With even a dash of business logic on the transaction object I think 3 is better code.

It's more testable because we can test the concept of a transaction rather than the net result of incrementing the account balance - e.g. test for a business rule to ensure that we can never have a transaction with a negative credit.

It promotes single responsibility because logic pertaining to the transaction can be pushed back onto the transaction object where it is defined once and where it more naturally sits - e.g. validate the transaction or render yourself for printing.

It promotes reuse because the transaction object could possibly be used in another context far removed from this particular scenario - e.g. any logic for validating or rendering the object would sit within the account object otherwise. It makes sense to bring it out where we could potentially reuse it later.

This is just object orientation 101, and it preaches the flexibility that the OP is against. Good OO code is code that is flexible and contains a certain degree of abstractions by design.


But you've lost the abstraction of crediting somebody! Now you have to know about transactions to give out that credit, and while it might be more flexible, you've lost your encapsulation and abstraction.

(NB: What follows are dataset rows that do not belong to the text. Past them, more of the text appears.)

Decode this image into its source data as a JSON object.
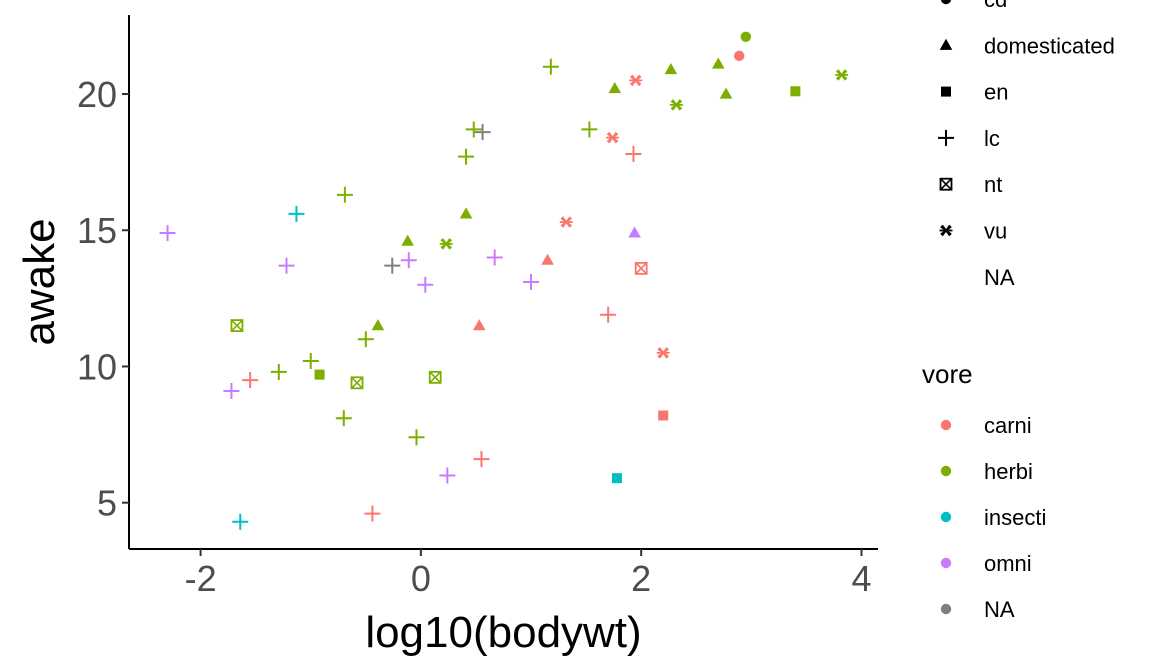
{
  "chart_data": {
    "type": "scatter",
    "title": "",
    "xlabel": "log10(bodywt)",
    "ylabel": "awake",
    "xlim": [
      -2.65,
      4.15
    ],
    "ylim": [
      3.3,
      22.9
    ],
    "x_ticks": [
      -2,
      0,
      2,
      4
    ],
    "y_ticks": [
      5,
      10,
      15,
      20
    ],
    "x_tick_labels": [
      "-2",
      "0",
      "2",
      "4"
    ],
    "y_tick_labels": [
      "5",
      "10",
      "15",
      "20"
    ],
    "grid": false,
    "legend_placement": "right",
    "colors": {
      "carni": "#F8766D",
      "herbi": "#7CAE00",
      "insecti": "#00BFC4",
      "omni": "#C77CFF",
      "NA": "#7F7F7F"
    },
    "legends": {
      "shape": {
        "items": [
          {
            "label": "cd",
            "shape": "circle"
          },
          {
            "label": "domesticated",
            "shape": "triangle"
          },
          {
            "label": "en",
            "shape": "square"
          },
          {
            "label": "lc",
            "shape": "plus"
          },
          {
            "label": "nt",
            "shape": "boxcross"
          },
          {
            "label": "vu",
            "shape": "asterisk"
          },
          {
            "label": "NA",
            "shape": "none"
          }
        ]
      },
      "color": {
        "title": "vore",
        "items": [
          "carni",
          "herbi",
          "insecti",
          "omni",
          "NA"
        ]
      }
    },
    "points": [
      {
        "x": 2.95,
        "y": 22.1,
        "vore": "herbi",
        "shape": "circle"
      },
      {
        "x": 2.89,
        "y": 21.4,
        "vore": "carni",
        "shape": "circle"
      },
      {
        "x": 2.27,
        "y": 20.9,
        "vore": "herbi",
        "shape": "triangle"
      },
      {
        "x": 2.7,
        "y": 21.1,
        "vore": "herbi",
        "shape": "triangle"
      },
      {
        "x": 2.77,
        "y": 20.0,
        "vore": "herbi",
        "shape": "triangle"
      },
      {
        "x": 1.76,
        "y": 20.2,
        "vore": "herbi",
        "shape": "triangle"
      },
      {
        "x": 0.41,
        "y": 15.6,
        "vore": "herbi",
        "shape": "triangle"
      },
      {
        "x": -0.12,
        "y": 14.6,
        "vore": "herbi",
        "shape": "triangle"
      },
      {
        "x": -0.39,
        "y": 11.5,
        "vore": "herbi",
        "shape": "triangle"
      },
      {
        "x": 0.53,
        "y": 11.5,
        "vore": "carni",
        "shape": "triangle"
      },
      {
        "x": 1.15,
        "y": 13.9,
        "vore": "carni",
        "shape": "triangle"
      },
      {
        "x": 1.94,
        "y": 14.9,
        "vore": "omni",
        "shape": "triangle"
      },
      {
        "x": 3.4,
        "y": 20.1,
        "vore": "herbi",
        "shape": "square"
      },
      {
        "x": -0.92,
        "y": 9.7,
        "vore": "herbi",
        "shape": "square"
      },
      {
        "x": 2.2,
        "y": 8.2,
        "vore": "carni",
        "shape": "square"
      },
      {
        "x": 1.78,
        "y": 5.9,
        "vore": "insecti",
        "shape": "square"
      },
      {
        "x": 1.18,
        "y": 21.0,
        "vore": "herbi",
        "shape": "plus"
      },
      {
        "x": 0.48,
        "y": 18.7,
        "vore": "herbi",
        "shape": "plus"
      },
      {
        "x": 0.41,
        "y": 17.7,
        "vore": "herbi",
        "shape": "plus"
      },
      {
        "x": 1.53,
        "y": 18.7,
        "vore": "herbi",
        "shape": "plus"
      },
      {
        "x": 0.56,
        "y": 18.6,
        "vore": "NA",
        "shape": "plus"
      },
      {
        "x": 1.93,
        "y": 17.8,
        "vore": "carni",
        "shape": "plus"
      },
      {
        "x": -0.69,
        "y": 16.3,
        "vore": "herbi",
        "shape": "plus"
      },
      {
        "x": -1.13,
        "y": 15.6,
        "vore": "insecti",
        "shape": "plus"
      },
      {
        "x": -2.3,
        "y": 14.9,
        "vore": "omni",
        "shape": "plus"
      },
      {
        "x": -1.22,
        "y": 13.7,
        "vore": "omni",
        "shape": "plus"
      },
      {
        "x": -0.26,
        "y": 13.7,
        "vore": "NA",
        "shape": "plus"
      },
      {
        "x": -0.11,
        "y": 13.9,
        "vore": "omni",
        "shape": "plus"
      },
      {
        "x": 0.67,
        "y": 14.0,
        "vore": "omni",
        "shape": "plus"
      },
      {
        "x": 0.04,
        "y": 13.0,
        "vore": "omni",
        "shape": "plus"
      },
      {
        "x": 1.0,
        "y": 13.1,
        "vore": "omni",
        "shape": "plus"
      },
      {
        "x": 1.7,
        "y": 11.9,
        "vore": "carni",
        "shape": "plus"
      },
      {
        "x": -0.5,
        "y": 11.0,
        "vore": "herbi",
        "shape": "plus"
      },
      {
        "x": -1.0,
        "y": 10.2,
        "vore": "herbi",
        "shape": "plus"
      },
      {
        "x": -1.29,
        "y": 9.8,
        "vore": "herbi",
        "shape": "plus"
      },
      {
        "x": -1.55,
        "y": 9.5,
        "vore": "carni",
        "shape": "plus"
      },
      {
        "x": -1.72,
        "y": 9.1,
        "vore": "omni",
        "shape": "plus"
      },
      {
        "x": -0.7,
        "y": 8.1,
        "vore": "herbi",
        "shape": "plus"
      },
      {
        "x": -0.04,
        "y": 7.4,
        "vore": "herbi",
        "shape": "plus"
      },
      {
        "x": 0.24,
        "y": 6.0,
        "vore": "omni",
        "shape": "plus"
      },
      {
        "x": 0.55,
        "y": 6.6,
        "vore": "carni",
        "shape": "plus"
      },
      {
        "x": -0.44,
        "y": 4.6,
        "vore": "carni",
        "shape": "plus"
      },
      {
        "x": -1.64,
        "y": 4.3,
        "vore": "insecti",
        "shape": "plus"
      },
      {
        "x": -1.67,
        "y": 11.5,
        "vore": "herbi",
        "shape": "boxcross"
      },
      {
        "x": -0.58,
        "y": 9.4,
        "vore": "herbi",
        "shape": "boxcross"
      },
      {
        "x": 0.13,
        "y": 9.6,
        "vore": "herbi",
        "shape": "boxcross"
      },
      {
        "x": 2.0,
        "y": 13.6,
        "vore": "carni",
        "shape": "boxcross"
      },
      {
        "x": 3.82,
        "y": 20.7,
        "vore": "herbi",
        "shape": "asterisk"
      },
      {
        "x": 2.32,
        "y": 19.6,
        "vore": "herbi",
        "shape": "asterisk"
      },
      {
        "x": 1.95,
        "y": 20.5,
        "vore": "carni",
        "shape": "asterisk"
      },
      {
        "x": 1.74,
        "y": 18.4,
        "vore": "carni",
        "shape": "asterisk"
      },
      {
        "x": 1.32,
        "y": 15.3,
        "vore": "carni",
        "shape": "asterisk"
      },
      {
        "x": 0.23,
        "y": 14.5,
        "vore": "herbi",
        "shape": "asterisk"
      },
      {
        "x": 2.2,
        "y": 10.5,
        "vore": "carni",
        "shape": "asterisk"
      }
    ]
  }
}
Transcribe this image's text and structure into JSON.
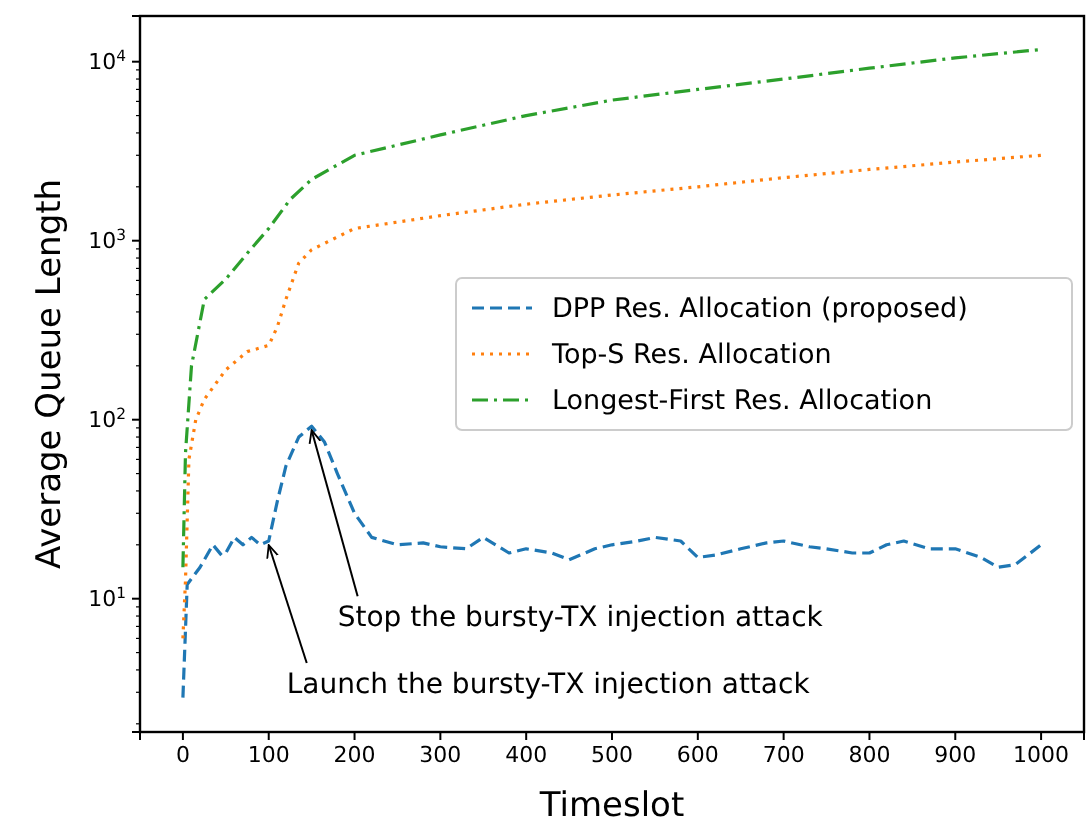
{
  "chart_data": {
    "type": "line",
    "xlabel": "Timeslot",
    "ylabel": "Average Queue Length",
    "log": "y",
    "xlim": [
      -50,
      1050
    ],
    "xticks": [
      0,
      100,
      200,
      300,
      400,
      500,
      600,
      700,
      800,
      900,
      1000
    ],
    "ylim": [
      1.8,
      18000
    ],
    "yticks": [
      {
        "value": 10,
        "label": "10$^{1}$"
      },
      {
        "value": 100,
        "label": "10$^{2}$"
      },
      {
        "value": 1000,
        "label": "10$^{3}$"
      },
      {
        "value": 10000,
        "label": "10$^{4}$"
      }
    ],
    "legend": "right",
    "grid": false,
    "series": [
      {
        "name": "DPP Res. Allocation (proposed)",
        "color": "#1f77b4",
        "line_style": "dashed",
        "x": [
          0,
          5,
          20,
          35,
          45,
          50,
          60,
          70,
          80,
          90,
          100,
          110,
          120,
          135,
          150,
          165,
          180,
          200,
          220,
          250,
          280,
          300,
          330,
          350,
          380,
          400,
          430,
          450,
          480,
          500,
          530,
          550,
          580,
          600,
          620,
          650,
          680,
          700,
          730,
          750,
          780,
          800,
          820,
          840,
          870,
          900,
          930,
          950,
          970,
          1000
        ],
        "values": [
          2.8,
          12,
          15,
          20,
          17.5,
          18,
          22,
          20,
          22,
          20,
          21,
          35,
          55,
          80,
          92,
          75,
          50,
          30,
          22,
          20,
          20.5,
          19.5,
          19,
          22,
          18,
          19,
          18,
          16.5,
          19,
          20,
          21,
          22,
          21,
          17,
          17.5,
          19,
          20.5,
          21,
          19.5,
          19,
          18,
          18,
          20,
          21,
          19,
          19,
          17,
          15,
          15.5,
          20
        ]
      },
      {
        "name": "Top-S Res. Allocation",
        "color": "#ff7f0e",
        "line_style": "dotted",
        "x": [
          0,
          3,
          7,
          15,
          25,
          50,
          75,
          100,
          110,
          120,
          135,
          150,
          200,
          300,
          400,
          500,
          600,
          700,
          800,
          900,
          1000
        ],
        "values": [
          6,
          12.6,
          60,
          100,
          130,
          190,
          240,
          260,
          330,
          470,
          750,
          890,
          1170,
          1380,
          1600,
          1800,
          2000,
          2250,
          2500,
          2750,
          3000
        ]
      },
      {
        "name": "Longest-First Res. Allocation",
        "color": "#2ca02c",
        "line_style": "dashdot",
        "x": [
          0,
          3,
          10,
          25,
          50,
          75,
          100,
          125,
          150,
          200,
          300,
          400,
          500,
          600,
          700,
          800,
          900,
          1000
        ],
        "values": [
          15,
          65,
          200,
          470,
          610,
          850,
          1170,
          1700,
          2200,
          3000,
          3900,
          5000,
          6100,
          7000,
          8000,
          9200,
          10500,
          11700
        ]
      }
    ],
    "annotations": [
      {
        "text": "Stop the bursty-TX injection attack",
        "x": 150,
        "y": 92
      },
      {
        "text": "Launch the bursty-TX injection attack",
        "x": 100,
        "y": 21
      }
    ]
  }
}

Option three would be suitable for the implementation of option two, I'll give you that, but if I'm designing an admin control panel I want to bind a control to credit an account, not to create a transaction to credit something and have an account process that transaction.


The point of using a standardized transaction object is that you can than track/manage all such transactions using roughly the same logic. Consider: crediting an account is merely a negative transaction, so there is no point in creating extra overhead or code to manage crediting transactions separately.

This would allow you, for example, to track and handle all transactions, including crediting transactions, using the same code base, with special transaction-type-specific issues dealt with by the transaction-type object.


Reminds me of an old joke: Programmers are good and pacifist people. A good programmer will never write a function like "bombHiroshima". Instead he will write a function "bomb" that takes Hiroshima as a parameter.